With the waiver that it inserted into its client contracts, Schwab was a trailblazer on how to handle class-action suits, according to Douglas Schriner, president of FA Risk Management Inc.

But even though Schwab has stepped back from its original position, other firms will wait to see how the NAC rules before making any adjustments to their own contracts.

“We don’t know how the NAC’s going to view this,” Mr. Schriner said. “Nobody wants to get out ahead of regulatory changes that might negatively affect dispute resolution.”

Organizations such as the North American Securities Administrators Association Inc. that have been pushing to end mandatory arbitration clauses in client contracts, took a skeptical view of Schwab’s action.

The modification “looks like a PR move,” said A. Heath Abshure, Arkansas securities commissioner and NASAA president. The company is essentially putting the class-action waivers on hold rather than eliminating them, Mr. Abshure said. “It really hasn’t changed their position.”

State securities regulators have been pushing the Securities and Exchange Commission to use the authority granted by the Dodd-Frank financial reform law to end or reform the use of mandatory arbitration clauses.

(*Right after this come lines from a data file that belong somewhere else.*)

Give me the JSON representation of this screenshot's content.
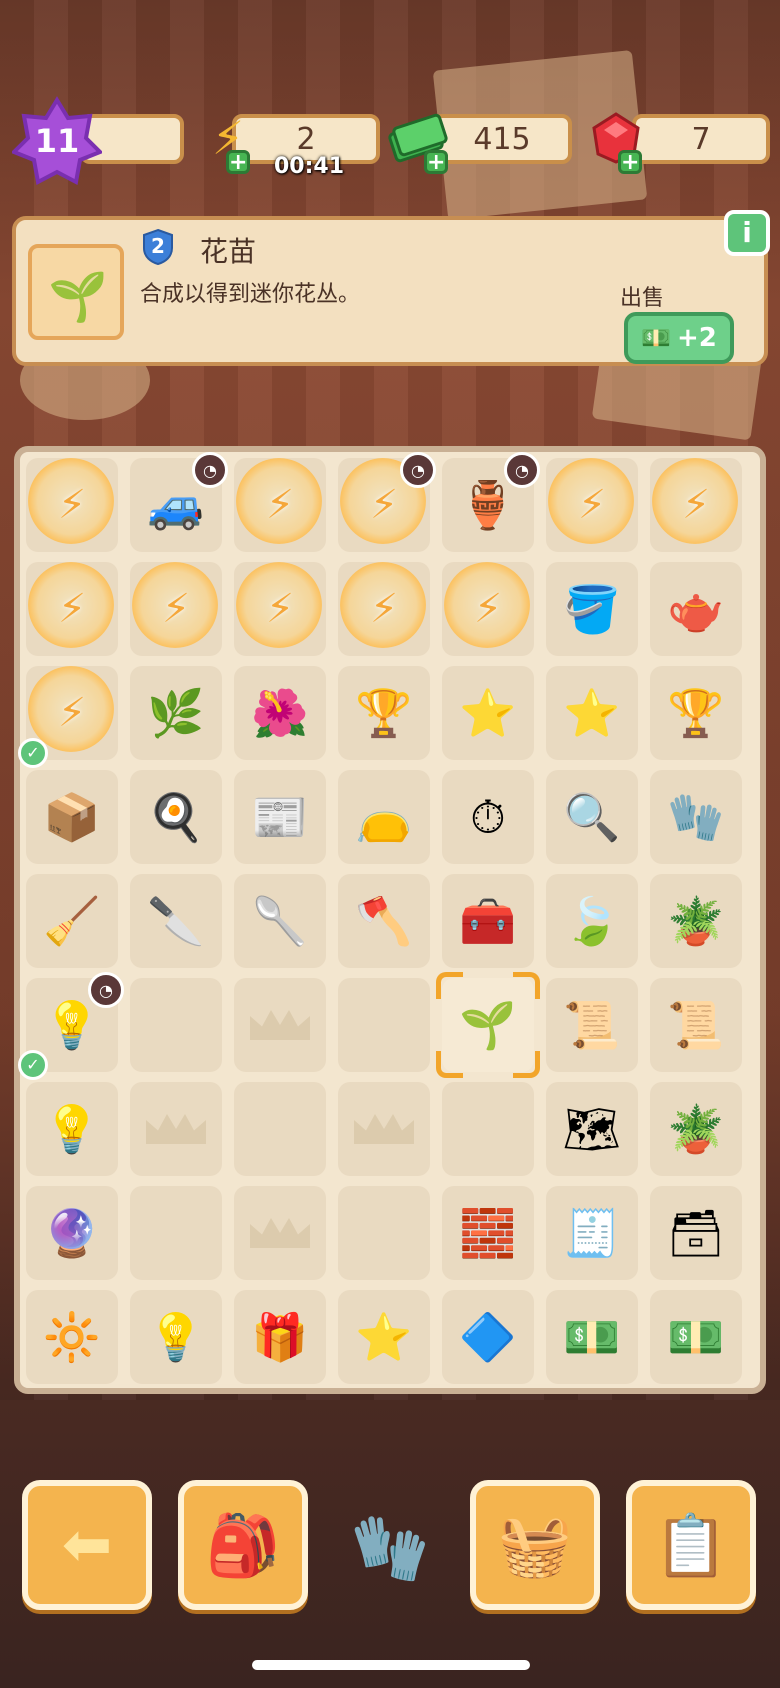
{
  "top_bar": {
    "level": "11",
    "energy": "2",
    "energy_timer": "00:41",
    "cash": "415",
    "gems": "7"
  },
  "info_panel": {
    "item_level": "2",
    "item_name": "花苗",
    "item_desc": "合成以得到迷你花丛。",
    "sell_label": "出售",
    "sell_value": "+2",
    "info_button": "i"
  },
  "board": {
    "rows": [
      [
        {
          "icon": "⚡",
          "locked": true
        },
        {
          "icon": "🚙",
          "timer": true
        },
        {
          "icon": "⚡",
          "locked": true
        },
        {
          "icon": "⚡",
          "locked": true,
          "timer": true
        },
        {
          "icon": "🏺",
          "timer": true
        },
        {
          "icon": "⚡",
          "locked": true
        },
        {
          "icon": "⚡",
          "locked": true
        }
      ],
      [
        {
          "icon": "⚡",
          "locked": true
        },
        {
          "icon": "⚡",
          "locked": true
        },
        {
          "icon": "⚡",
          "locked": true
        },
        {
          "icon": "⚡",
          "locked": true
        },
        {
          "icon": "⚡",
          "locked": true
        },
        {
          "icon": "🪣"
        },
        {
          "icon": "🫖"
        }
      ],
      [
        {
          "icon": "⚡",
          "locked": true,
          "check": true
        },
        {
          "icon": "🌿"
        },
        {
          "icon": "🌺"
        },
        {
          "icon": "🏆"
        },
        {
          "icon": "⭐"
        },
        {
          "icon": "⭐"
        },
        {
          "icon": "🏆"
        }
      ],
      [
        {
          "icon": "📦"
        },
        {
          "icon": "🍳"
        },
        {
          "icon": "📰"
        },
        {
          "icon": "👝"
        },
        {
          "icon": "⏱"
        },
        {
          "icon": "🔍"
        },
        {
          "icon": "🧤"
        }
      ],
      [
        {
          "icon": "🧹"
        },
        {
          "icon": "🔪"
        },
        {
          "icon": "🥄"
        },
        {
          "icon": "🪓"
        },
        {
          "icon": "🧰"
        },
        {
          "icon": "🍃"
        },
        {
          "icon": "🪴"
        }
      ],
      [
        {
          "icon": "💡",
          "timer": true,
          "check": true
        },
        {
          "empty": true
        },
        {
          "crown": true
        },
        {
          "empty": true
        },
        {
          "icon": "🌱",
          "selected": true
        },
        {
          "icon": "📜"
        },
        {
          "icon": "📜"
        }
      ],
      [
        {
          "icon": "💡"
        },
        {
          "crown": true
        },
        {
          "empty": true
        },
        {
          "crown": true
        },
        {
          "empty": true
        },
        {
          "icon": "🗺"
        },
        {
          "icon": "🪴"
        }
      ],
      [
        {
          "icon": "🔮"
        },
        {
          "empty": true
        },
        {
          "crown": true
        },
        {
          "empty": true
        },
        {
          "icon": "🧱"
        },
        {
          "icon": "🧾"
        },
        {
          "icon": "🗃"
        }
      ],
      [
        {
          "icon": "🔆"
        },
        {
          "icon": "💡"
        },
        {
          "icon": "🎁"
        },
        {
          "icon": "⭐"
        },
        {
          "icon": "🔷"
        },
        {
          "icon": "💵"
        },
        {
          "icon": "💵"
        }
      ]
    ]
  },
  "bottom_bar": {
    "back_icon": "⬅",
    "bag_icon": "🎒",
    "glove_icon": "🧤",
    "basket_icon": "🧺",
    "task_icon": "📋"
  }
}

“We’ve still got a long way to go, and we’re not going to stop with our effort just because this happened,” Mr. Abshure said in reference to Schwab’s decision.

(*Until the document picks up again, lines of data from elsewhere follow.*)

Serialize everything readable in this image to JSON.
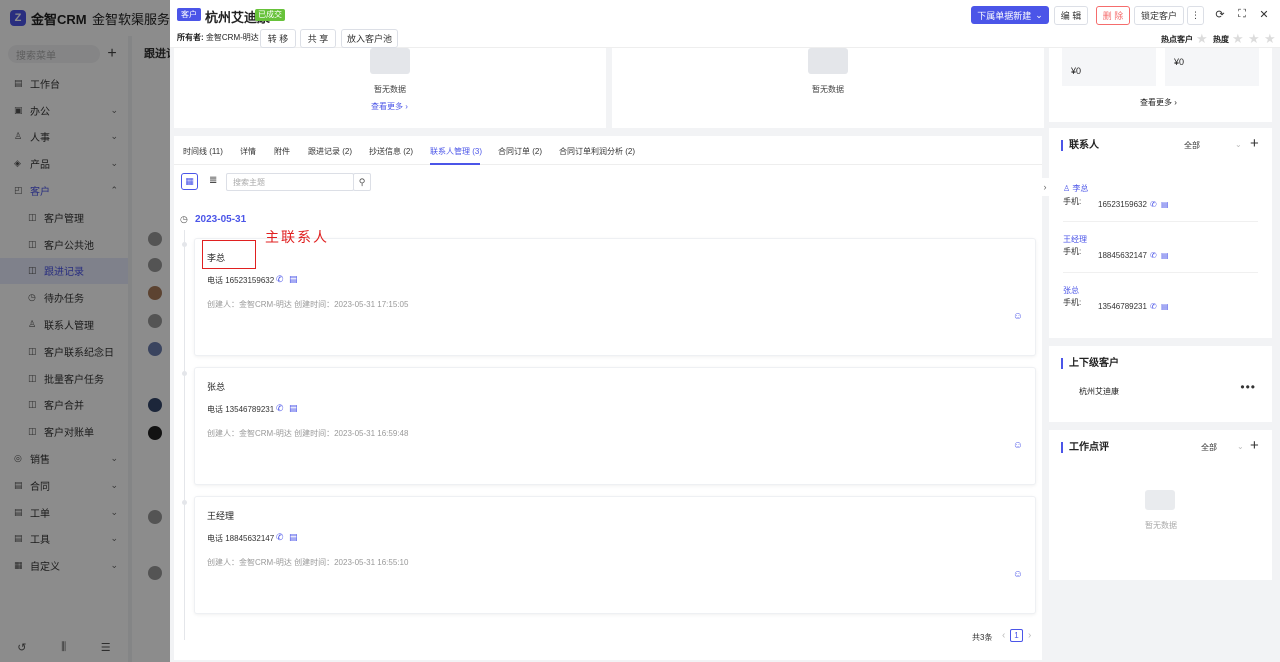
{
  "bg": {
    "logo_mark": "Z",
    "logo": "金智CRM",
    "company": "金智软渠服务中心",
    "search_placeholder": "搜索菜单",
    "plus": "+",
    "main_title": "跟进记录",
    "menu": [
      {
        "icon": "▤",
        "label": "工作台",
        "arrow": ""
      },
      {
        "icon": "▣",
        "label": "办公",
        "arrow": "⌄"
      },
      {
        "icon": "♙",
        "label": "人事",
        "arrow": "⌄"
      },
      {
        "icon": "◈",
        "label": "产品",
        "arrow": "⌄"
      },
      {
        "icon": "◰",
        "label": "客户",
        "arrow": "⌃"
      },
      {
        "icon": "◫",
        "label": "客户管理",
        "arrow": ""
      },
      {
        "icon": "◫",
        "label": "客户公共池",
        "arrow": ""
      },
      {
        "icon": "◫",
        "label": "跟进记录",
        "arrow": ""
      },
      {
        "icon": "◷",
        "label": "待办任务",
        "arrow": ""
      },
      {
        "icon": "♙",
        "label": "联系人管理",
        "arrow": ""
      },
      {
        "icon": "◫",
        "label": "客户联系纪念日",
        "arrow": ""
      },
      {
        "icon": "◫",
        "label": "批量客户任务",
        "arrow": ""
      },
      {
        "icon": "◫",
        "label": "客户合并",
        "arrow": ""
      },
      {
        "icon": "◫",
        "label": "客户对账单",
        "arrow": ""
      },
      {
        "icon": "◎",
        "label": "销售",
        "arrow": "⌄"
      },
      {
        "icon": "▤",
        "label": "合同",
        "arrow": "⌄"
      },
      {
        "icon": "▤",
        "label": "工单",
        "arrow": "⌄"
      },
      {
        "icon": "▤",
        "label": "工具",
        "arrow": "⌄"
      },
      {
        "icon": "▦",
        "label": "自定义",
        "arrow": "⌄"
      }
    ],
    "bottom_icons": [
      "↺",
      "⫼",
      "☰"
    ]
  },
  "header": {
    "tag": "客户",
    "title": "杭州艾迪康",
    "status": "已成交",
    "owner_label": "所有者:",
    "owner": "金智CRM-明达",
    "btn_transfer": "转 移",
    "btn_share": "共 享",
    "btn_pool": "放入客户池",
    "btn_create": "下属单据新建",
    "btn_create_caret": "⌄",
    "btn_edit": "编 辑",
    "btn_delete": "删 除",
    "btn_lock": "锁定客户",
    "icon_more": "⋮",
    "icon_refresh": "⟳",
    "icon_expand": "⛶",
    "icon_close": "✕",
    "hot_customer": "热点客户",
    "heat": "热度",
    "star": "★"
  },
  "top_cards": {
    "empty": "暂无数据",
    "more": "查看更多 ›"
  },
  "tabs": [
    "时间线 (11)",
    "详情",
    "附件",
    "跟进记录 (2)",
    "抄送信息 (2)",
    "联系人管理 (3)",
    "合同订单 (2)",
    "合同订单利润分析 (2)"
  ],
  "toolbar": {
    "view_card": "▦",
    "view_list": "≣",
    "search_placeholder": "搜索主题",
    "search_icon": "⚲"
  },
  "timeline": {
    "date_icon": "◷",
    "date": "2023-05-31",
    "annotation": "主联系人",
    "phone_icon": "✆",
    "msg_icon": "▤",
    "smile_icon": "☺",
    "contacts": [
      {
        "name": "李总",
        "phone": "电话 16523159632",
        "meta": "创建人：金智CRM-明达    创建时间：2023-05-31 17:15:05"
      },
      {
        "name": "张总",
        "phone": "电话 13546789231",
        "meta": "创建人：金智CRM-明达    创建时间：2023-05-31 16:59:48"
      },
      {
        "name": "王经理",
        "phone": "电话 18845632147",
        "meta": "创建人：金智CRM-明达    创建时间：2023-05-31 16:55:10"
      }
    ]
  },
  "pager": {
    "total": "共3条",
    "prev": "‹",
    "current": "1",
    "next": "›"
  },
  "right": {
    "money_a": "¥0",
    "money_b": "¥0",
    "more": "查看更多 ›",
    "contacts_title": "联系人",
    "filter_all": "全部",
    "chevron": "⌄",
    "plus": "+",
    "phone_label": "手机:",
    "phone_icon": "✆",
    "msg_icon": "▤",
    "main_contact_icon": "♙",
    "contacts": [
      {
        "name": "李总",
        "phone": "16523159632"
      },
      {
        "name": "王经理",
        "phone": "18845632147"
      },
      {
        "name": "张总",
        "phone": "13546789231"
      }
    ],
    "parent_title": "上下级客户",
    "parent_name": "杭州艾迪康",
    "parent_more": "•••",
    "review_title": "工作点评",
    "review_empty": "暂无数据"
  },
  "collapse_icon": "›"
}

Schwab spokesman Greg Gable declined to respond directly to NASAA’ reaction.

“Our statement speaks for itself,” he said, reiterating that the dispute with Finra would likely last a while, “and we wanted to remove some of the uncertainty while we wend through that process.”

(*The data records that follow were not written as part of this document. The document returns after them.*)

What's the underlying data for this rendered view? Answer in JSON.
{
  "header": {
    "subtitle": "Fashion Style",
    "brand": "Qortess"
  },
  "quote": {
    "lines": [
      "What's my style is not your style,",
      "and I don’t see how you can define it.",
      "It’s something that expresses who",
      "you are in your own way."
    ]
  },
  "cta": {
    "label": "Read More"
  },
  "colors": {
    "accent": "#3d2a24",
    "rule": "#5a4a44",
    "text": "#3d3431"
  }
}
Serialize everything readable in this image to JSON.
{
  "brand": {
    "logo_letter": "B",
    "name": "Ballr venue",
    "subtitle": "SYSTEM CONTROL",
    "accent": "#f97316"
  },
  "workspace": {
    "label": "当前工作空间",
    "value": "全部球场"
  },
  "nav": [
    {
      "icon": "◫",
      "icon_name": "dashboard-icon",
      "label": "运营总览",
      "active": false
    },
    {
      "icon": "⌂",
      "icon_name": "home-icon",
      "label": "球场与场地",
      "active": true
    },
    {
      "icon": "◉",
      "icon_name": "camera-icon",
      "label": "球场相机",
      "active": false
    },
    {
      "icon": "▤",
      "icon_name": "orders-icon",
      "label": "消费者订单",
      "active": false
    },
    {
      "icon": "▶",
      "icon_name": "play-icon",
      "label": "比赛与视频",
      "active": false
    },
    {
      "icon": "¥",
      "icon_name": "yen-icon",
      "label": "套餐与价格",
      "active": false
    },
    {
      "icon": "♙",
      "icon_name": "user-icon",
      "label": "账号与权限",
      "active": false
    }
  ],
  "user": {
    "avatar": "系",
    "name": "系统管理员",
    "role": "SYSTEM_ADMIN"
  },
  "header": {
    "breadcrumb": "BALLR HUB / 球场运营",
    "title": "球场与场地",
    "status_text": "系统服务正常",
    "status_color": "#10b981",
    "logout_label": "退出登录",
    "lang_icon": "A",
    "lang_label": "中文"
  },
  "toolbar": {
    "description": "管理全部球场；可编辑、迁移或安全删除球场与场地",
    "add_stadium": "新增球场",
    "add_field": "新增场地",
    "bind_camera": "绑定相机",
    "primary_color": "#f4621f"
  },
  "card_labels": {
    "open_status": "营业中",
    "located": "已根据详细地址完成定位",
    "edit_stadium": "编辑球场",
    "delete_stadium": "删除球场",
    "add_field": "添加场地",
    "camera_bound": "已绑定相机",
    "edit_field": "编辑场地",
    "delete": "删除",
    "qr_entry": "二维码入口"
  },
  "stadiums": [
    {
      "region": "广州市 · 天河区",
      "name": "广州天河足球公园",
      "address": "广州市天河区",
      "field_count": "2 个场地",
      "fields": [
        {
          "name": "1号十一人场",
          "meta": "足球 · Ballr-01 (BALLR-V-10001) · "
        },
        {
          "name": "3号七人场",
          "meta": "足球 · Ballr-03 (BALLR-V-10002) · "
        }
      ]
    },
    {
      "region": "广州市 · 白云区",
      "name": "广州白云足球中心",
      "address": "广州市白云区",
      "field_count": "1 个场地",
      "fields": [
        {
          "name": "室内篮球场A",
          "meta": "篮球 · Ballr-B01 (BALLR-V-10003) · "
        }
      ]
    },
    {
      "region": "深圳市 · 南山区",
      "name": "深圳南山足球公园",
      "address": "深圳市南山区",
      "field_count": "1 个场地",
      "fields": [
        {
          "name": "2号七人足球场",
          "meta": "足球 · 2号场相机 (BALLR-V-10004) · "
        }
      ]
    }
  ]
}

In an email, Finra spokeswoman Michelle Ong declined to comment, citing the pending litigation.

Schwab’s move is “a positive development for the investing public and certainly for Schwab customers,” said Scott Ilgenfritz , president of the Public Investors Arbitration Bar Association, which represents plaintiffs’ attorneys.

But “we’ll have to wait and see what happens with the appeal” by Finra to the NAC, said Mr. Ilgenfritz, who is also a partner with Johnson Pope Bokor Ruppel & Burns LLP.

PIABA, the AARP and NASAA have supported Finra’s appeal by filing amicus briefs with the NAC.

State securities regulators also recently wrote to the Securities and Exchange Commission to ask the agency to overturn the Finra hearing panel’s decision.

“Hopefully the public pressure Schwab has received will [keep] other [brokerage] firms” from using similar class-action waivers, said Christine Hines, spokeswoman for Public Citizen, a consumer activist group that is pushing for an end to mandatory arbitration agreements for consumers.

The group took credit for Schwab’s action and, in a statement, said Schwab was “bowing to public pressure” created by a petition drive Public Citizen instigated three weeks ago. The organization urged Schwab to stop using the waiver even if a court ultimately rules in its favor.